BEAMS: There is a perception problem that CIOs and IT as a whole have to get past, the whole “If you need to know how to silence your iPhone, call your IT person” thing. People can have this very particular view of you and have to be pretty open-minded to get past it. It’s a Geoffrey Moore-like chasm to cross for some. When you think about it, though, the CIO is the one executive who really understands the enterprise business process end to end.

TEP: How have you dealt with this chasm yourself?

BEAMS: I was immediately given a seat at the C-suite table here, but I still had to earn the right to get past the IT guy stereotype. After I first talked to our head of Sales he said, “You don’t sound like any CIO I’ve ever talked to, because it’s all about business first.” We say at Pharmavite that when you walk into the executive team, you wear your big hat. You’re a business executive first, not a functional head of Manufacturing, Sales, Marketing or IT. That’s your little hat.

TEP: Another finding in the research was that the CIO’s work/life balance was only getting harder to manage. How have you struck the right balance?

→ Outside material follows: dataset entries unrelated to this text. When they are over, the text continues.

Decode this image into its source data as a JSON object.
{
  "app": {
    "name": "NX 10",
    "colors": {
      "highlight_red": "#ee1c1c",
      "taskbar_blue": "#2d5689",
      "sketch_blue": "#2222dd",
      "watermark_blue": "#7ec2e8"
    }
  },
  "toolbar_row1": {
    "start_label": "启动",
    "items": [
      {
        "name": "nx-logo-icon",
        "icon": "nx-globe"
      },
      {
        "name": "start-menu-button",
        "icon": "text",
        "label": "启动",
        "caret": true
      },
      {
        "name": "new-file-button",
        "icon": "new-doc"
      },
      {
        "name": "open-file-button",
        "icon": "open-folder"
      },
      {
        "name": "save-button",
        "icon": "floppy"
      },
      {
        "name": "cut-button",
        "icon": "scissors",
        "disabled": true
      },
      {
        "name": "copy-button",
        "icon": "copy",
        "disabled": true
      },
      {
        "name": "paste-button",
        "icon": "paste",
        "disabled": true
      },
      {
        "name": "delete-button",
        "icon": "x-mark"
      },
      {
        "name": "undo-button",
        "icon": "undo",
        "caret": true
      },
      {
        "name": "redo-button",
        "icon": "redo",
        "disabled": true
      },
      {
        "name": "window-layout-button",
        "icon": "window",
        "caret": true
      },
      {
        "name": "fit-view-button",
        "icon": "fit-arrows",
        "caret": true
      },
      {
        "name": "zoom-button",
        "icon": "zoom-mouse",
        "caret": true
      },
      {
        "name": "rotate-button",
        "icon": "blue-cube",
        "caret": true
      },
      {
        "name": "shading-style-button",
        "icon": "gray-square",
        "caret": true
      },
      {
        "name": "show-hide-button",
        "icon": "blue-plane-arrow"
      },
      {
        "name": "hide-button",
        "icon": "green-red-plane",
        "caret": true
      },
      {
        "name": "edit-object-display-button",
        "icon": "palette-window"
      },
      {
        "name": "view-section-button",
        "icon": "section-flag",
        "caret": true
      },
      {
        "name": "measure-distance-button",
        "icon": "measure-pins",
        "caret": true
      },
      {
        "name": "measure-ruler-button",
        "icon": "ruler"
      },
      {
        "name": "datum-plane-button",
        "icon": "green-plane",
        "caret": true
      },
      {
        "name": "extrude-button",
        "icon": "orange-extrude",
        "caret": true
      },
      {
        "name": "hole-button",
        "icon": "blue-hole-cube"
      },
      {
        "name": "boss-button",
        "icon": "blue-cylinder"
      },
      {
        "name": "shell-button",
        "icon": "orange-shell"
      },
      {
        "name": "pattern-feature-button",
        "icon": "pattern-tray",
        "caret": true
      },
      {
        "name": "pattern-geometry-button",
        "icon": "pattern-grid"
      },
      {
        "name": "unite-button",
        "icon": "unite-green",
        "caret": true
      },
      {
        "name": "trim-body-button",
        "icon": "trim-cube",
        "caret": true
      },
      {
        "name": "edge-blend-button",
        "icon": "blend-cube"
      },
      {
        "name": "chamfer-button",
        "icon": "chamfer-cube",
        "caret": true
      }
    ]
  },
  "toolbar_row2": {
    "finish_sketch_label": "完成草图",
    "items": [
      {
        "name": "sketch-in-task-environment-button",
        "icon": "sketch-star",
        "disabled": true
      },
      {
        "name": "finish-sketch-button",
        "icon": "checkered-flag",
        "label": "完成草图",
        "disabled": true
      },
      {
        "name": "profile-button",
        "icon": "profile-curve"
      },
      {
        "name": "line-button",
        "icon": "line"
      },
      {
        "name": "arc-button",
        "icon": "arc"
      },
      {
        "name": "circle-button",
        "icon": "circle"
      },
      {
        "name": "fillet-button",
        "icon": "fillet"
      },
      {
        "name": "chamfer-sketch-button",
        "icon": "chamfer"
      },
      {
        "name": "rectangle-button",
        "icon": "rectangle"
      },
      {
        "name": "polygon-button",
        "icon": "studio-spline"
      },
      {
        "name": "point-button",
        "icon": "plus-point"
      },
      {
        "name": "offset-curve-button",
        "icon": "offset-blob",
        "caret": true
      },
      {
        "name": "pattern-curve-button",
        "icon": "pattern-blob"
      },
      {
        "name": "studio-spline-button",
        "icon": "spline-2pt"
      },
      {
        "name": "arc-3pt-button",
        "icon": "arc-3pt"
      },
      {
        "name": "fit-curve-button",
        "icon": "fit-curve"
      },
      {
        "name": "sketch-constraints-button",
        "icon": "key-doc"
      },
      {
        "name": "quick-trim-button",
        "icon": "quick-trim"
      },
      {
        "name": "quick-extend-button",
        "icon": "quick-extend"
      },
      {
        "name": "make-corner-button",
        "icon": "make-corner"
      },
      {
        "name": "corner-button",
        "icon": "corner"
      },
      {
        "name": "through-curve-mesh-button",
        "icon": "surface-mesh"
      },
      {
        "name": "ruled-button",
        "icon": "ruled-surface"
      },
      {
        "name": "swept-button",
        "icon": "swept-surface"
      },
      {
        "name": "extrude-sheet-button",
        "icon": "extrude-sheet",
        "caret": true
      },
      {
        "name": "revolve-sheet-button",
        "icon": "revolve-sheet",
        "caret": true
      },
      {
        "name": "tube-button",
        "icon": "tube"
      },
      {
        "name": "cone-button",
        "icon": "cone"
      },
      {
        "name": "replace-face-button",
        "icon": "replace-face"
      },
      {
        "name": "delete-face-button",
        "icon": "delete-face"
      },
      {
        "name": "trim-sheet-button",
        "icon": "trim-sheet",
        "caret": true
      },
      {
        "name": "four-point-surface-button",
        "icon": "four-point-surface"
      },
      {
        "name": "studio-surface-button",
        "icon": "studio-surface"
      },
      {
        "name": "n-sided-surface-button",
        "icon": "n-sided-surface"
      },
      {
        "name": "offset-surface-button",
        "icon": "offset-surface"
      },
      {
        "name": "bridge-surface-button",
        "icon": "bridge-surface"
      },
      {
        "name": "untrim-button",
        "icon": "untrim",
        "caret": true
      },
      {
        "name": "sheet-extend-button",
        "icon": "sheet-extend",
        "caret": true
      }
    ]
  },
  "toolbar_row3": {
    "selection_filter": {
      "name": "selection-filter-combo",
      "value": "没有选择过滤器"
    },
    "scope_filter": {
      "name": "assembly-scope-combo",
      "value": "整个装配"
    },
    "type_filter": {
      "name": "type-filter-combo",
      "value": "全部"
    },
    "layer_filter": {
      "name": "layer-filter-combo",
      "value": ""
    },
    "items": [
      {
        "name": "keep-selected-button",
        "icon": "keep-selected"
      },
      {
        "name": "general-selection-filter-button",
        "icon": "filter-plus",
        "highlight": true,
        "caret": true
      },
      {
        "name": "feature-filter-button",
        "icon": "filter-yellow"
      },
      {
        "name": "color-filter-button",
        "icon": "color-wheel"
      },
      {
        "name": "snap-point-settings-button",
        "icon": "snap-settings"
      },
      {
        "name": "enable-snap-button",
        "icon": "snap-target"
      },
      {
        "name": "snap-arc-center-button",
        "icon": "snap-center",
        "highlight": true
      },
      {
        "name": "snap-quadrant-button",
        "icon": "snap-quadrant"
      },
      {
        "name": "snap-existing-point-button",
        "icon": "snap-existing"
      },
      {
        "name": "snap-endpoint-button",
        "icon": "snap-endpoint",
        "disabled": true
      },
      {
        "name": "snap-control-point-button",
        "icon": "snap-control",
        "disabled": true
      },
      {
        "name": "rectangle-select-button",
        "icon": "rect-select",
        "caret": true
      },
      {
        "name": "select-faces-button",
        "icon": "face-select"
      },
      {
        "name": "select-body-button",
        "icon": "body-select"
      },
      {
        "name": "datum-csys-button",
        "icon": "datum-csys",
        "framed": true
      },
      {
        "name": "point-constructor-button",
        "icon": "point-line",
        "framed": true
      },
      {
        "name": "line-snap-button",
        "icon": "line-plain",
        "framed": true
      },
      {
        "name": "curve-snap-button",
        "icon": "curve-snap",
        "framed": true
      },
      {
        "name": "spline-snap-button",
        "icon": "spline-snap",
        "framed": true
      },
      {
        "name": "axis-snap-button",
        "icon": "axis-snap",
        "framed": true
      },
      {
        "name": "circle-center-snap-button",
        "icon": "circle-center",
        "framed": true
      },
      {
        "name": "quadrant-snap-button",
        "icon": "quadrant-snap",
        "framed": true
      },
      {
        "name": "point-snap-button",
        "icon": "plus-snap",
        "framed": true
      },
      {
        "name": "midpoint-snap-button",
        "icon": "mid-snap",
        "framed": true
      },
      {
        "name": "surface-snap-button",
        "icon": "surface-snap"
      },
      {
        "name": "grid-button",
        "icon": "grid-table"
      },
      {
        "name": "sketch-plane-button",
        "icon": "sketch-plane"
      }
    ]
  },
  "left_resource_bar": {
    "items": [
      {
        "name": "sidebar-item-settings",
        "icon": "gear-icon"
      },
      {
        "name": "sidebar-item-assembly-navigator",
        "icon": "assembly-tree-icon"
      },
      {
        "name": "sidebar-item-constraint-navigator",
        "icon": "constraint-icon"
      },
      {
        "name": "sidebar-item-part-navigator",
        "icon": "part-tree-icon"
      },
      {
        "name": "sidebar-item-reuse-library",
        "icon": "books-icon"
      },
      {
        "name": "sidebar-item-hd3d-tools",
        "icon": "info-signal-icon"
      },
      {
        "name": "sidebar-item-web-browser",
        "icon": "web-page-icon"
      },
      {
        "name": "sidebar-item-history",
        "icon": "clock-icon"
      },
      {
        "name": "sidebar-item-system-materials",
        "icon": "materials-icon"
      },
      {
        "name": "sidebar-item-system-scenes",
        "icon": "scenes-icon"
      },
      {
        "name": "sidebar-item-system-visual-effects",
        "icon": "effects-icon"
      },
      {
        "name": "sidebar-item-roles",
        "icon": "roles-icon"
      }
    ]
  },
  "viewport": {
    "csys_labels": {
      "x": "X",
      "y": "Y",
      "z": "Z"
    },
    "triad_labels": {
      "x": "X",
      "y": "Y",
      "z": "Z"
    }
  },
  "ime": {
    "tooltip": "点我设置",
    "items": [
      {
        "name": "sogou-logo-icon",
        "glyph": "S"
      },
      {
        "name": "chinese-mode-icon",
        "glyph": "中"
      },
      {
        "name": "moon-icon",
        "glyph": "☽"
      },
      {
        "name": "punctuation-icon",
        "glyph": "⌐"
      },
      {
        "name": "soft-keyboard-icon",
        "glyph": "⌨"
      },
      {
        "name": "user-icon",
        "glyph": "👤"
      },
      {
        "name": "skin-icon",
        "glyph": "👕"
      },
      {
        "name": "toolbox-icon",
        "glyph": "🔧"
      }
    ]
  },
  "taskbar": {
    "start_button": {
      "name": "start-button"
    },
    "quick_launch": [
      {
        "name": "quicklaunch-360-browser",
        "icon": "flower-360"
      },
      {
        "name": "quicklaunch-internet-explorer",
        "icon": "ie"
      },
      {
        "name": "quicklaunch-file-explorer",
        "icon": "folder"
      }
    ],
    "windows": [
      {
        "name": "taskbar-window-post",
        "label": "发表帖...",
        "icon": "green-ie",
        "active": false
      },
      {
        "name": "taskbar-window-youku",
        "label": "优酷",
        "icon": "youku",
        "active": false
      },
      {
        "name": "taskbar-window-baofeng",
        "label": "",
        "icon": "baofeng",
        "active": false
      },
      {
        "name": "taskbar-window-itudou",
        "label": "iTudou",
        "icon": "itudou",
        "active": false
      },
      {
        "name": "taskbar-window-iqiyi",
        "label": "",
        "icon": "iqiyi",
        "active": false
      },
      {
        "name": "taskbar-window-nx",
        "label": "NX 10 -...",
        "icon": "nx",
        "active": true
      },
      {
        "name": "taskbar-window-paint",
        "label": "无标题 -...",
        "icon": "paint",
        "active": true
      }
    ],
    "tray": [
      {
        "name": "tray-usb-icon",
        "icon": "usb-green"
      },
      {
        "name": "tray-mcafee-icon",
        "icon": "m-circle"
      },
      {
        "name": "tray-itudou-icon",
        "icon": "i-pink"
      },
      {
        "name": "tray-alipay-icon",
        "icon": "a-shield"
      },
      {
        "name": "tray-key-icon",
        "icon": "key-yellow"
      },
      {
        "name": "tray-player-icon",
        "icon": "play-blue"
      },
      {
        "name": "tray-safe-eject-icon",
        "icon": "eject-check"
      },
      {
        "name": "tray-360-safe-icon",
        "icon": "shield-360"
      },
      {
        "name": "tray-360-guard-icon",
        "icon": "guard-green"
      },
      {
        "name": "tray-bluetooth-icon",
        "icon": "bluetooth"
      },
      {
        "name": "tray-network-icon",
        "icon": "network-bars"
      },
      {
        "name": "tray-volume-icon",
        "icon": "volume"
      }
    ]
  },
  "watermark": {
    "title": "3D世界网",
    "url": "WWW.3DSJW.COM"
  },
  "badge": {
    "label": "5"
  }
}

BEAMS: Work/life balance is paramount for me. I’m strategic in nature but I don’t like surprises. So no matter what is going on within IT, whenever we have an issue with any system or user group, we have an NTK, or Need to Know, process. My team communicates and does an NTK (via email) on any issue where there may be an impact to a large user group or critical function of the business. The NTK covers what’s the issue, what’s the impact, who’s impacted, and have they called the HelpDesk? So, if our Shanghai network connection goes down, we might be able to mediate it thanks to an NTK before those local users wake up the next morning. The key is to not wait for the call from the users, then ‘react’, but act on the ‘alerts’ from your enterprise monitoring tools and be proactive. That’s just one operational aspect that adds to work/life balance considerably. Thanks to our NTK process, if there’s an issue I need to know about—it’s instantly there on my iPhone with the information that I need.

I get to work early, so if I don’t have anything going on after 4 PM, I try to cut out for the gym. If an issue arises that is truly important, one of my team will contact me directly via the phone. Once you earn the trust of your team and your executives to have that flexibility, you sleep pretty well.

Brian Beams joined Pharmavite, LLC (Makers of Naturemade Vitamins & SOYJOY Nutrition Bars) in June 2010. He is responsible for determining the strategic direction of the company’s IT solutions, infrastructure and technology operations, as well as the company’s customer and consumer-facing technologies. This includes enterprise solutions (supply chain, manufacturing, warehousing / transportation and corporate systems), web/ecommerce presence, telecommunications / mobile, networking, service desk, enterprise infrastructure and data center operations. He is an officer and member of the Executive Team. His IT organization supports all hardware, applications software, network, and telecom-related activities for approximately 1,200+ employees in manufacturing, marketing and sales.